Stable thermophoretic trapping of generic particles at low pressures

TL;DR

This paper demonstrates stable three-dimensional trapping of various particles in a vacuum using thermophoretic forces generated by a strong temperature gradient, enabling new studies of thermophoretic phenomena and many-body dynamics.

Contribution

It introduces a method for stable thermophoretic trapping of particles at low pressures, combining experimental measurements with theoretical modeling.

Findings

Successful levitation of particles between 10 microns and 1 mm at 1-10 Torr

Quantitative agreement between experimental data and theoretical models

Potential for studying thermophoretic effects and many-body systems in microgravity

Abstract

We demonstrate levitation and three-dimensionally stable trapping of a wide variety of particles in a vacuum chamber through the use of the thermophoretic force in the presence of a strong temperature gradient.

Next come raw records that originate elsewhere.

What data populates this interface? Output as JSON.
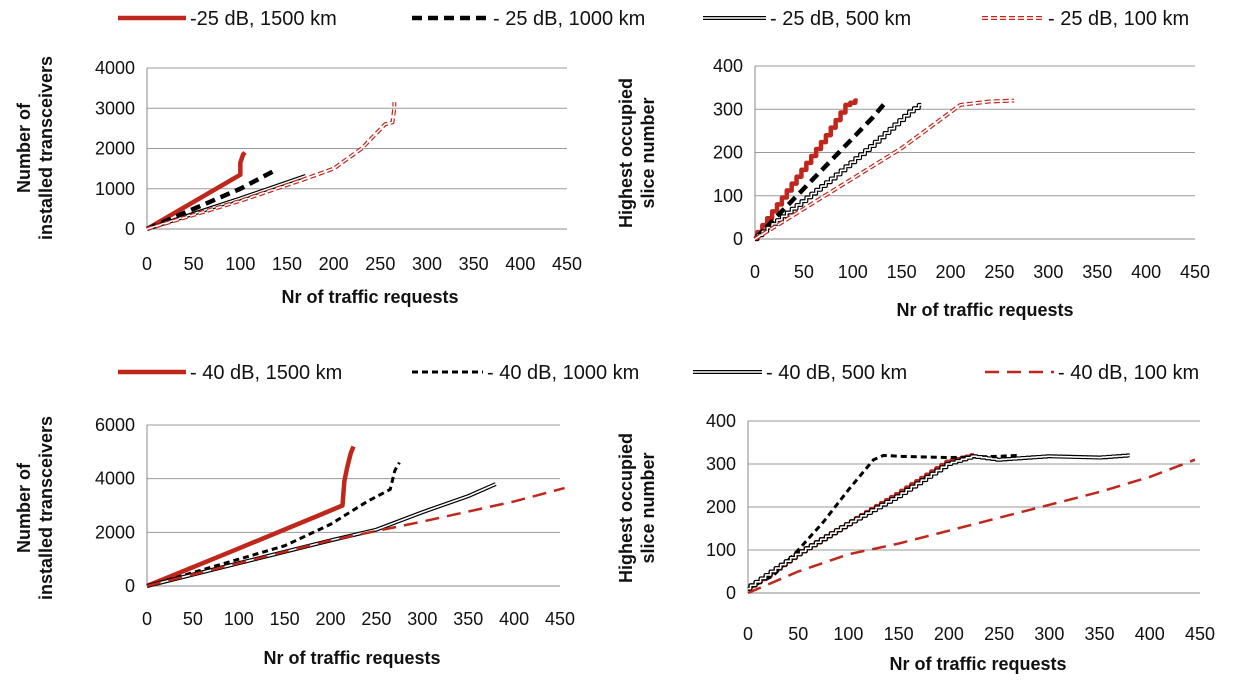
{
  "chart_data": [
    {
      "type": "line",
      "panel": "top-left",
      "xlabel": "Nr of traffic requests",
      "ylabel": "Number of installed transceivers",
      "xlim": [
        0,
        450
      ],
      "ylim": [
        0,
        4000
      ],
      "xticks": [
        "0",
        "50",
        "100",
        "150",
        "200",
        "250",
        "300",
        "350",
        "400",
        "450"
      ],
      "yticks": [
        "0",
        "1000",
        "2000",
        "3000",
        "4000"
      ],
      "grid": "horizontal",
      "legend": "top",
      "series": [
        {
          "name": "-25 dB, 1500 km",
          "x": [
            0,
            100,
            100,
            103,
            105
          ],
          "y": [
            0,
            1350,
            1650,
            1850,
            1900
          ],
          "style": "solid-thick",
          "color": "#c0271c"
        },
        {
          "name": "- 25 dB, 1000 km",
          "x": [
            0,
            50,
            100,
            135
          ],
          "y": [
            0,
            500,
            1000,
            1430
          ],
          "style": "dashed-thick",
          "color": "#000000"
        },
        {
          "name": "- 25 dB, 500 km",
          "x": [
            0,
            50,
            100,
            170
          ],
          "y": [
            0,
            380,
            760,
            1320
          ],
          "style": "double",
          "color": "#000000"
        },
        {
          "name": "- 25 dB, 100 km",
          "x": [
            0,
            100,
            170,
            200,
            230,
            255,
            263,
            265,
            265
          ],
          "y": [
            0,
            700,
            1250,
            1500,
            2000,
            2600,
            2650,
            3000,
            3150
          ],
          "style": "double-dashed",
          "color": "#c0271c"
        }
      ]
    },
    {
      "type": "line",
      "panel": "top-right",
      "xlabel": "Nr of traffic requests",
      "ylabel": "Highest occupied slice number",
      "xlim": [
        0,
        450
      ],
      "ylim": [
        0,
        400
      ],
      "xticks": [
        "0",
        "50",
        "100",
        "150",
        "200",
        "250",
        "300",
        "350",
        "400",
        "450"
      ],
      "yticks": [
        "0",
        "100",
        "200",
        "300",
        "400"
      ],
      "grid": "horizontal",
      "series": [
        {
          "name": "-25 dB, 1500 km",
          "x": [
            0,
            25,
            50,
            75,
            95,
            105
          ],
          "y": [
            0,
            80,
            160,
            240,
            310,
            320
          ],
          "style": "solid-thick-stepped",
          "color": "#c0271c"
        },
        {
          "name": "- 25 dB, 1000 km",
          "x": [
            0,
            30,
            60,
            90,
            120,
            135
          ],
          "y": [
            0,
            70,
            140,
            210,
            280,
            320
          ],
          "style": "dashed-thick",
          "color": "#000000"
        },
        {
          "name": "- 25 dB, 500 km",
          "x": [
            0,
            40,
            80,
            120,
            160,
            170
          ],
          "y": [
            0,
            70,
            140,
            215,
            295,
            310
          ],
          "style": "double-stepped",
          "color": "#000000"
        },
        {
          "name": "- 25 dB, 100 km",
          "x": [
            0,
            50,
            100,
            150,
            210,
            240,
            265
          ],
          "y": [
            0,
            70,
            140,
            210,
            310,
            318,
            320
          ],
          "style": "double-dashed",
          "color": "#c0271c"
        }
      ]
    },
    {
      "type": "line",
      "panel": "bottom-left",
      "xlabel": "Nr of traffic requests",
      "ylabel": "Number of installed transceivers",
      "xlim": [
        0,
        450
      ],
      "ylim": [
        0,
        6000
      ],
      "xticks": [
        "0",
        "50",
        "100",
        "150",
        "200",
        "250",
        "300",
        "350",
        "400",
        "450"
      ],
      "yticks": [
        "0",
        "2000",
        "4000",
        "6000"
      ],
      "grid": "horizontal",
      "legend": "top",
      "series": [
        {
          "name": "- 40 dB, 1500 km",
          "x": [
            0,
            100,
            185,
            213,
            215,
            218,
            222,
            225
          ],
          "y": [
            0,
            1400,
            2600,
            3000,
            3900,
            4400,
            4950,
            5200
          ],
          "style": "solid-thick",
          "color": "#c0271c"
        },
        {
          "name": "- 40 dB, 1000 km",
          "x": [
            0,
            75,
            150,
            200,
            240,
            265,
            270,
            275
          ],
          "y": [
            0,
            750,
            1500,
            2300,
            3150,
            3600,
            4300,
            4600
          ],
          "style": "dashed-short",
          "color": "#000000"
        },
        {
          "name": "- 40 dB, 500 km",
          "x": [
            0,
            100,
            200,
            250,
            300,
            350,
            380
          ],
          "y": [
            0,
            850,
            1700,
            2100,
            2750,
            3350,
            3800
          ],
          "style": "double",
          "color": "#000000"
        },
        {
          "name": "- 40 dB, 100 km",
          "x": [
            0,
            100,
            200,
            300,
            400,
            455
          ],
          "y": [
            0,
            850,
            1700,
            2400,
            3150,
            3650
          ],
          "style": "dashed-long",
          "color": "#c0271c"
        }
      ]
    },
    {
      "type": "line",
      "panel": "bottom-right",
      "xlabel": "Nr of traffic requests",
      "ylabel": "Highest occupied slice number",
      "xlim": [
        0,
        450
      ],
      "ylim": [
        0,
        400
      ],
      "xticks": [
        "0",
        "50",
        "100",
        "150",
        "200",
        "250",
        "300",
        "350",
        "400",
        "450"
      ],
      "yticks": [
        "0",
        "100",
        "200",
        "300",
        "400"
      ],
      "grid": "horizontal",
      "series": [
        {
          "name": "- 40 dB, 1500 km",
          "x": [
            0,
            20,
            50,
            100,
            150,
            200,
            225
          ],
          "y": [
            10,
            40,
            90,
            160,
            230,
            305,
            320
          ],
          "style": "solid-thick-stepped",
          "color": "#c0271c"
        },
        {
          "name": "- 40 dB, 1000 km",
          "x": [
            0,
            25,
            50,
            75,
            100,
            125,
            135,
            150,
            200,
            250,
            270
          ],
          "y": [
            10,
            40,
            100,
            165,
            240,
            310,
            320,
            318,
            315,
            318,
            320
          ],
          "style": "dashed-short",
          "color": "#000000"
        },
        {
          "name": "- 40 dB, 500 km",
          "x": [
            0,
            50,
            100,
            150,
            200,
            225,
            250,
            300,
            350,
            380
          ],
          "y": [
            10,
            90,
            160,
            225,
            300,
            318,
            310,
            318,
            315,
            320
          ],
          "style": "double-stepped",
          "color": "#000000"
        },
        {
          "name": "- 40 dB, 100 km",
          "x": [
            0,
            50,
            100,
            150,
            200,
            250,
            300,
            350,
            400,
            445
          ],
          "y": [
            0,
            50,
            90,
            115,
            145,
            175,
            205,
            235,
            270,
            310
          ],
          "style": "dashed-long",
          "color": "#c0271c"
        }
      ]
    }
  ],
  "legends": [
    [
      "-25 dB, 1500 km",
      "- 25 dB, 1000 km",
      "- 25 dB, 500 km",
      "- 25 dB, 100 km"
    ],
    [
      "- 40 dB, 1500 km",
      "- 40 dB, 1000 km",
      "- 40 dB, 500 km",
      "- 40 dB, 100 km"
    ]
  ]
}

Typical sizes of the trapped particles are between 10 microns and 1 mm at a pressure between 1 and 10 Torr. The trapping stability is provided by the geometry of the temperature field, as well as the transition between the free molecule and hydrodynamic regimes of the thermophoretic force. To quantitatively measure the thermophoretic force, we examine the levitation heights of spherical polyethylene spheres under various experimental conditions and determine the temperature gradient needed to levitate the particles. A good agreement between our experimental observations and theoretical calculations is obtained. Our system offers a new platform to study thermophoretic phenomena and to simulate dynamics of interacting many-body systems in a microgravity environment.